Source tagging has proved popular in other industries. Some apparel manufacturers, for example, are looking at the advantages of sewing the labels into fabric, making them nearly impossible to remove. The variety of packaging and product sizes in the supermarket industry, however, makes such tagging more difficult.

Carr Gottstein is determining how to properly incorporate source tags into different types of packaging. "We need to find a way to make the tags difficult to remove or deface," said Johnson. "For example, if we are working with manufacturers to source tag a product and it is visible, it can be defaced and made inoperable.

"If the tag is outside the box, it can be detached. If it is inside the product's package, the product can be removed and the box discarded in the aisle. Neither of these options make the process any different than if we tagged items ourselves," he added.

"If there was a way to incorporate the tag with the product and seal it in the packaging differently, then there would be more of a benefit," said Johnson.

Once the tags are more effectively concealed, retailers expect to be able to display more of their higher-ticket items on the store floor, rather than keeping them under lock and key.

For example, many retailers still keep items such as cigarettes, batteries and film under a display case at the customer service station in order to minimize theft.

"We keep taking a beating when we display film and batteries," explained Giant's Muzzi. "We recently arrested someone for shoplifting $108 worth of batteries.

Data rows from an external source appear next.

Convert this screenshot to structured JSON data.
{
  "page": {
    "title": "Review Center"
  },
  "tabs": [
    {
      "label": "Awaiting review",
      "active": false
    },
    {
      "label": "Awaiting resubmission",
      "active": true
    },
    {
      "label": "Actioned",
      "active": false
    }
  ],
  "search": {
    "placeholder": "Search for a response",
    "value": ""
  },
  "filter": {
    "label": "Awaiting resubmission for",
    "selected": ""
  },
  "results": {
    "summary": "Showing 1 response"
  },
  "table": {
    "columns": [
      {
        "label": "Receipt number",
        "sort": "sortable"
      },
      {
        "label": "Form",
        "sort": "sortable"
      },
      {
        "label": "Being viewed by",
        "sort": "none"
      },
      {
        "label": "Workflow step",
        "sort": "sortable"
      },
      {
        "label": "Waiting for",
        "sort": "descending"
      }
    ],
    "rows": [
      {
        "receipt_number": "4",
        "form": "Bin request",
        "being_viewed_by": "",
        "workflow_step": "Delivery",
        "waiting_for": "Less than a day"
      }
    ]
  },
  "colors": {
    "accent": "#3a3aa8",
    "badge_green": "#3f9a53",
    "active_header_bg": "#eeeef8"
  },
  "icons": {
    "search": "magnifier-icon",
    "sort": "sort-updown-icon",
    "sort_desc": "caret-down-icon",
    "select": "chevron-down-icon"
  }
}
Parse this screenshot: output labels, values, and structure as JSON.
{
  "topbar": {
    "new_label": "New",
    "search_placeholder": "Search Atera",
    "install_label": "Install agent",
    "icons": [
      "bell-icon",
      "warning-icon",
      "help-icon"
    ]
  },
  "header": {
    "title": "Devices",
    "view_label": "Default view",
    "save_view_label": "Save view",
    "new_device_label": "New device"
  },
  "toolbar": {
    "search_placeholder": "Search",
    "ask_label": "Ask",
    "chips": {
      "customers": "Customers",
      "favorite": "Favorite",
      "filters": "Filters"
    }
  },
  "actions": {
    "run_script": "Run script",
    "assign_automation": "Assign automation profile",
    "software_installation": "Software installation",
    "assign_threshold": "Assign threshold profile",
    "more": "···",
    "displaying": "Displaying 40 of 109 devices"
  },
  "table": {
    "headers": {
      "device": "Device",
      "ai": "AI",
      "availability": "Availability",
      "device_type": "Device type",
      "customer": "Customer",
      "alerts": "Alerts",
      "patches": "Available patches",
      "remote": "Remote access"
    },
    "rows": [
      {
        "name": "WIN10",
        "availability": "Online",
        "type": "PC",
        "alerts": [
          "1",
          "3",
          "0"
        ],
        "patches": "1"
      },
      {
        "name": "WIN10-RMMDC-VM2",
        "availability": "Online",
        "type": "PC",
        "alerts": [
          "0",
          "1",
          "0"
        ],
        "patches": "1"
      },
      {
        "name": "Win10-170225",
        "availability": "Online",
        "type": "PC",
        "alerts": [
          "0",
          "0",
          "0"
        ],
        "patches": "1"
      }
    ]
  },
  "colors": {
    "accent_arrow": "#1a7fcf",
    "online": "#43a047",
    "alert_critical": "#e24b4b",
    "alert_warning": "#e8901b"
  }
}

We lose tons of money, but we are in a penny business."

But protecting the items also means limiting their sales, Muzzi added. "Our customers cannot get to it and we, and manufacturers, lose additional sales."

Tagging only a percentage of products rather than all of them, or fractional tagging, can be simplified via source tagging.

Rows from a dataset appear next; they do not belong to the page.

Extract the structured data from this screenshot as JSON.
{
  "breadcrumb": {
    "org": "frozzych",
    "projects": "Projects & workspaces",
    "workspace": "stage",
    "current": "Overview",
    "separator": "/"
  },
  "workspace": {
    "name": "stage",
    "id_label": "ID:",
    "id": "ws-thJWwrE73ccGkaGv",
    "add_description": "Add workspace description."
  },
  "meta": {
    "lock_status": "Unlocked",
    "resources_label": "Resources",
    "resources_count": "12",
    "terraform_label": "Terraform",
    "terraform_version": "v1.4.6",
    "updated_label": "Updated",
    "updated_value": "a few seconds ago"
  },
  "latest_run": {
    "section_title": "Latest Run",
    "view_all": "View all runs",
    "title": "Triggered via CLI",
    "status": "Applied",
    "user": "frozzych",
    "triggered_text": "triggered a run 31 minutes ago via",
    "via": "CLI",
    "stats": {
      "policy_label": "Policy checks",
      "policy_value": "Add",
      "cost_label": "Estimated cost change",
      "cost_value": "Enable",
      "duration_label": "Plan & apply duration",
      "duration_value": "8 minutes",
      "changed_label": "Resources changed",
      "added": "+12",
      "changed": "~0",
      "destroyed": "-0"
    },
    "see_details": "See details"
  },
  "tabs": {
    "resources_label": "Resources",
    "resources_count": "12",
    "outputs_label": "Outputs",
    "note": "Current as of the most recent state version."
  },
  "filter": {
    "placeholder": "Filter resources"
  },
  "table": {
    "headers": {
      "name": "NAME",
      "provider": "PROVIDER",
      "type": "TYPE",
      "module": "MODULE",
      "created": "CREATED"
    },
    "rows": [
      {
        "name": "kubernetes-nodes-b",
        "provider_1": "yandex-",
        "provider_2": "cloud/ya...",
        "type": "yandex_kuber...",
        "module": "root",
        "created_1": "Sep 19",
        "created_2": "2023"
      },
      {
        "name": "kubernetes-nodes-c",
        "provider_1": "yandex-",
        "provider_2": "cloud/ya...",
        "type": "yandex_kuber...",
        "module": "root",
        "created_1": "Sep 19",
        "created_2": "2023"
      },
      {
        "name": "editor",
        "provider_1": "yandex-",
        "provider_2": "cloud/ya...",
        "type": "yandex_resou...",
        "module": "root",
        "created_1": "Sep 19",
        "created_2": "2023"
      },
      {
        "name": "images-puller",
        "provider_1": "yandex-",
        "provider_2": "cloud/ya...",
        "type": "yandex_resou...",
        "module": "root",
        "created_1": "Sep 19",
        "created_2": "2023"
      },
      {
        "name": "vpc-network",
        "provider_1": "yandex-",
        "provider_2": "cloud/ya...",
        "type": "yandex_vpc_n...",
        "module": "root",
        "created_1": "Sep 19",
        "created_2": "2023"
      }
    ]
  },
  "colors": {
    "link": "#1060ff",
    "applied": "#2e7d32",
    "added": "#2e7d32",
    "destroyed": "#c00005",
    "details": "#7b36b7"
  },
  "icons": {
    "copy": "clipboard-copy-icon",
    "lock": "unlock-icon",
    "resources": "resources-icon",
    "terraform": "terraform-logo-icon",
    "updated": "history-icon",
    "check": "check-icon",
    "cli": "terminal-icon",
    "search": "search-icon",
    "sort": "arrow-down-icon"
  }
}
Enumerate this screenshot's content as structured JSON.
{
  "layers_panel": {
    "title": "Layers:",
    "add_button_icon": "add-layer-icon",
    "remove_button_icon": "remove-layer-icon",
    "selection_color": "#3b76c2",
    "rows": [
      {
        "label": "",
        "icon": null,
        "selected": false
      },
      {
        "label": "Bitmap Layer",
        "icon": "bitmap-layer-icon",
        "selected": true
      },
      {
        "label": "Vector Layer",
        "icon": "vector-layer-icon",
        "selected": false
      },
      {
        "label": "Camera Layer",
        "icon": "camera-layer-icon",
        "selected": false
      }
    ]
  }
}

"Tagging only 10 boxes out of 25 acts as a halo effect because now the shoplifter does not know which items are tagged and which are not," said Super Kmart's Faketty.

While most retailers told SN they would like to see source tagging used on a large-scale basis as soon as possible, they predicted that such widespread use could be as long as five years away.

"It is possible to see this evolve within five years," said Kmart's Faketty.

"I would like it to happen soon, though it doesn't look to be in the near future," said Giant's Muzzi.

Source tagging could be jump-started with uses for the technology beyond loss prevention. "So far the cost is too high for the limited uses source tagging is providing," said Ken Fobes, president of the consulting firm IT Strategies, Ponte Verde, Fla. "It needs to be exploited to provide better customer service," for example, by tracking product throughout the supply chain.

"The industry should focus on source tagging in the form of a license plate, to be put on pallets and cases in order to identify content," he explained. These tags could be tracked virtually anywhere in the supply chain by manufacturers, wholesalers and retailers.